Writing about my INS interview, I noted that my oath ceremony — the point where I actually become a U.S. citizen — is to be held on April 19th. Numerous readers e-mailed in to tell me that this is the date of the battles of Lexington and Concord, and is in fact celebrated as Patriot's Day in Massachusetts and Maine. I knew about the events, of course (Emerson's wonderful poem "Concord Hymn" is number 3 on my 36 Great American Poems CD) but not the date. I think it's way cool that I'll be taking my citizenship oath 227 years to the day after "the shot heard round the world". And if you think I included this paragraph just as a barefaced plug for my CD, well, shame on you. As if I would!

I'd like to offer a nomination for entry into the list of ailments recognized as diagnosable by the American Psychiatric Association: pastor anxiety. This is the state of mind a person falls into when perfectly satisfied with the minister of his own congregation, but despairing of the state of his church in general. I think we Episcopalians are especially susceptible to pastor anxiety. My own minister suits me perfectly. He gives plain, no-nonsense sermons in literate English, milks the incomparable Anglican liturgy for all it's worth (introducing the Lord's Prayer, for example, with the spine-tingling "We are bold to say..." rather than the feeble and colorless alternative offered in the prayer book "We now pray..."), and is personally a model for the Christian life: honest, courteous, hard-working, self-denying, and a devoted family man. The Episcopalian church at large, meanwhile, is in a sorry state, the playground of all kinds of cranks, freaks, and ideologues. To judge from Rod Dreher's pieces in National Review, the Roman Catholic Church is trending in the same direction. So what happens when my pastor moves on to some higher position in the Church — as, if there is any justice, he deserves to? Who are we going to get? Some crop-haired lesbian playing her guitar in the pulpit while her fricatrice works the aisles handing out Greenpeace pamphlets? No wonder our kids are converting to Islam. Pastor anxiety — coming soon to a church near you. Time to revisit that old John Mills, Dirk Bogarde movie The Singer Not the Song.
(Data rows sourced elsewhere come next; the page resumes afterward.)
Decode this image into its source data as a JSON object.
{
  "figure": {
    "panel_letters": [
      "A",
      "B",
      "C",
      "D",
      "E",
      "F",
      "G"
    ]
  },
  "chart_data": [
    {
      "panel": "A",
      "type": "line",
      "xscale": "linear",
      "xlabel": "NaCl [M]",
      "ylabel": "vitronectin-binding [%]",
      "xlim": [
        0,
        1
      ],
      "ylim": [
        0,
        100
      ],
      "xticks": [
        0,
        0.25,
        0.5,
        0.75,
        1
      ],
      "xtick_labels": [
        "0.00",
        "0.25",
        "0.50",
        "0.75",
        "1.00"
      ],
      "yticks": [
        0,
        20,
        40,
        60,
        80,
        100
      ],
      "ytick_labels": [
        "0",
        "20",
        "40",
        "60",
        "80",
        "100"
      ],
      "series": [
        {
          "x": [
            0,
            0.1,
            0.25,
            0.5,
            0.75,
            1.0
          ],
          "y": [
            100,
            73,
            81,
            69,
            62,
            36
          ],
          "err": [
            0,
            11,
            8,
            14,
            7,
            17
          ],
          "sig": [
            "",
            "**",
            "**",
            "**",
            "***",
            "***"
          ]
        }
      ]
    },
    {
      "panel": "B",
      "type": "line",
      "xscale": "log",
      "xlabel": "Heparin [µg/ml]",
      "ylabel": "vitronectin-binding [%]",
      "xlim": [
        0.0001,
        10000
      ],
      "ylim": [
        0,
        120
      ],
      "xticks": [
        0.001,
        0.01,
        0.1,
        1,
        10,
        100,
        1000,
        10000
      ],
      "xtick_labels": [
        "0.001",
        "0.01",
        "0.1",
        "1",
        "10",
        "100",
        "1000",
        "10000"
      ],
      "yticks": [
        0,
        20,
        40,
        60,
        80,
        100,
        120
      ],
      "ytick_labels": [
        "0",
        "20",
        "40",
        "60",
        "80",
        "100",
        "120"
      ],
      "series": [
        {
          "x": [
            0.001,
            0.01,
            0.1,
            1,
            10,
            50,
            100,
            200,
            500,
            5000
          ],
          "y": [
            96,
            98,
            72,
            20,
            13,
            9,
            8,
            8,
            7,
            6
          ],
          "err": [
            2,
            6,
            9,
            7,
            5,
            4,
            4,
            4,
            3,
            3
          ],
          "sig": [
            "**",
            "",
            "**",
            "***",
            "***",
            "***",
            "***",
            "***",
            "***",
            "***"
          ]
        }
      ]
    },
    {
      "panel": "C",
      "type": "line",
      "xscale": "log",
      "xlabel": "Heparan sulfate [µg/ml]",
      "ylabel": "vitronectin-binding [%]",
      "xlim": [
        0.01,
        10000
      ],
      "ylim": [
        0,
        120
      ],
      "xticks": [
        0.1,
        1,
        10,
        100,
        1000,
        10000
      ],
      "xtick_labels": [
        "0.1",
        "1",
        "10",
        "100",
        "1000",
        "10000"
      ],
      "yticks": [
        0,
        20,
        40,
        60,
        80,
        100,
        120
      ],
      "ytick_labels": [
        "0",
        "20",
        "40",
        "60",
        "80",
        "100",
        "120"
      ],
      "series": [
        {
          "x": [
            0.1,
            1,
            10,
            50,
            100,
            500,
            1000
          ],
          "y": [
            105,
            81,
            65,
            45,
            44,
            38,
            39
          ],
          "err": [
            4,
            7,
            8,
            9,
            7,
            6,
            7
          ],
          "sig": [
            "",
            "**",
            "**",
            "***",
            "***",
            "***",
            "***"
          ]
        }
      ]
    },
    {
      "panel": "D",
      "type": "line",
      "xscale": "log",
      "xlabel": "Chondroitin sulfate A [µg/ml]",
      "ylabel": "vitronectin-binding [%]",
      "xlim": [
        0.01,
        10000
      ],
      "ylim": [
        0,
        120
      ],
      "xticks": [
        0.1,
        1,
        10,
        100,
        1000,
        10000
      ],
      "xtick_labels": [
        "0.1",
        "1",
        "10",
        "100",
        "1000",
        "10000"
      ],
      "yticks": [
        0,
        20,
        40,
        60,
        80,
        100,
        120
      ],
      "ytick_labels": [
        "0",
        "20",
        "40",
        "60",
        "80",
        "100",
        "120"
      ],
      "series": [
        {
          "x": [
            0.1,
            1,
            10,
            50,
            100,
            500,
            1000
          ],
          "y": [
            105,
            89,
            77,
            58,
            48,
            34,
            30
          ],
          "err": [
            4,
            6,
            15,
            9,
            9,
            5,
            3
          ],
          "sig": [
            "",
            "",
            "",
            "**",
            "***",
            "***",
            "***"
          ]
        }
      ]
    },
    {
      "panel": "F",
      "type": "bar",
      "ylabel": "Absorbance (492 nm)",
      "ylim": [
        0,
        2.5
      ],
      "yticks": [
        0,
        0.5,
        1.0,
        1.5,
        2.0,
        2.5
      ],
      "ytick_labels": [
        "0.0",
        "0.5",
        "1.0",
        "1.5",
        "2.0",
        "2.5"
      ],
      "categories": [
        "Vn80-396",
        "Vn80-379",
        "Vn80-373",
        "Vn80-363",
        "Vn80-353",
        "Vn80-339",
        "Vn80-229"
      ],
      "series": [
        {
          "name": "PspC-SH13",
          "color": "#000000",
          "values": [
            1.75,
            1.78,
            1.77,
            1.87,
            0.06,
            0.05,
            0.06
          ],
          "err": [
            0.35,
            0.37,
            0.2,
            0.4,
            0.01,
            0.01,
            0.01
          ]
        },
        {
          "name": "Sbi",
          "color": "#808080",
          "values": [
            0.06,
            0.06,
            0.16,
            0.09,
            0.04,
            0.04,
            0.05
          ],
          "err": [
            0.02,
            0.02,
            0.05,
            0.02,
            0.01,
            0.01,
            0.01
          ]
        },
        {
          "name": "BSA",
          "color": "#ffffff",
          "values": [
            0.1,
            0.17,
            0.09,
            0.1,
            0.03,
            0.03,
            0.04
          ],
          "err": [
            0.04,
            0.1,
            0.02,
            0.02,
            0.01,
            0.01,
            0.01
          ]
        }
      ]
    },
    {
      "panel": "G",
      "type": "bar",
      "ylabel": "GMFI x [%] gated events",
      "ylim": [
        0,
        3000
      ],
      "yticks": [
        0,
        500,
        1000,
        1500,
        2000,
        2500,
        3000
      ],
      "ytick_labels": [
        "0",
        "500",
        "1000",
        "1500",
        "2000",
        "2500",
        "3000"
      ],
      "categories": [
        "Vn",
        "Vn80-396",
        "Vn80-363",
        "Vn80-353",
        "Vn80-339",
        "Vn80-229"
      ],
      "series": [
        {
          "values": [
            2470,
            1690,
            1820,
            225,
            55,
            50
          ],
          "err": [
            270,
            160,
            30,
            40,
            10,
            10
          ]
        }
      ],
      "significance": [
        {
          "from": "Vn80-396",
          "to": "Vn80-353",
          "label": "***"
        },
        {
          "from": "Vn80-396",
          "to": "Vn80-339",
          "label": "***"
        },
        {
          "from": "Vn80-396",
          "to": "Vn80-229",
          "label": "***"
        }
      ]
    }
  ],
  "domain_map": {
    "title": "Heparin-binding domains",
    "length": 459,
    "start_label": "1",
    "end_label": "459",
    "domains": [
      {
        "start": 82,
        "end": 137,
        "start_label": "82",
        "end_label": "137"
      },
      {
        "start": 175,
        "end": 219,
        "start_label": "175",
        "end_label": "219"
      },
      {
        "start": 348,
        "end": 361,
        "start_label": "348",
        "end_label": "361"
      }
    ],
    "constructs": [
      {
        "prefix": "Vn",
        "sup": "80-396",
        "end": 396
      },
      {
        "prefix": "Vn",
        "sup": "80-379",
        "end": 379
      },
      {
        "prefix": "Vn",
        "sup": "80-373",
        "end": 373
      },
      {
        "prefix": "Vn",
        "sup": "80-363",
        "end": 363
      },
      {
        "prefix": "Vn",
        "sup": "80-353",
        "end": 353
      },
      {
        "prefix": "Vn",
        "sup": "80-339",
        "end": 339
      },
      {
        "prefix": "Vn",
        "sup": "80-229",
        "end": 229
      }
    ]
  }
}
Lancastrian note. In a December blog I boasted of my Lancastrian antecedents, and offered some pointers to help readers understand the strange, rich culture of Lancashire. Well, here's another tidbit from Littlewood's Miscellany. This particular story rests on the fact that Lancashire dialect switches the long "u" and the short "u," so that the word "put" is said with a short "u," while "putt" is said with a long one. Well, one of the Cambridge colleges hosted a visiting lecturer with a strong Lancashire accent, who gave an address about the Antarctic explorer Sir Vivian Fuchs, pronouncing the name as "F*cks" throughout his talk. Afterwards, one of the organizers took him aside and gently pointed out the correct pronunciation, with a long "u." "Yes, I know," replied the Lancastrian, "but I couldn't very well say it like that, could I? After all, there were ladies in the audience."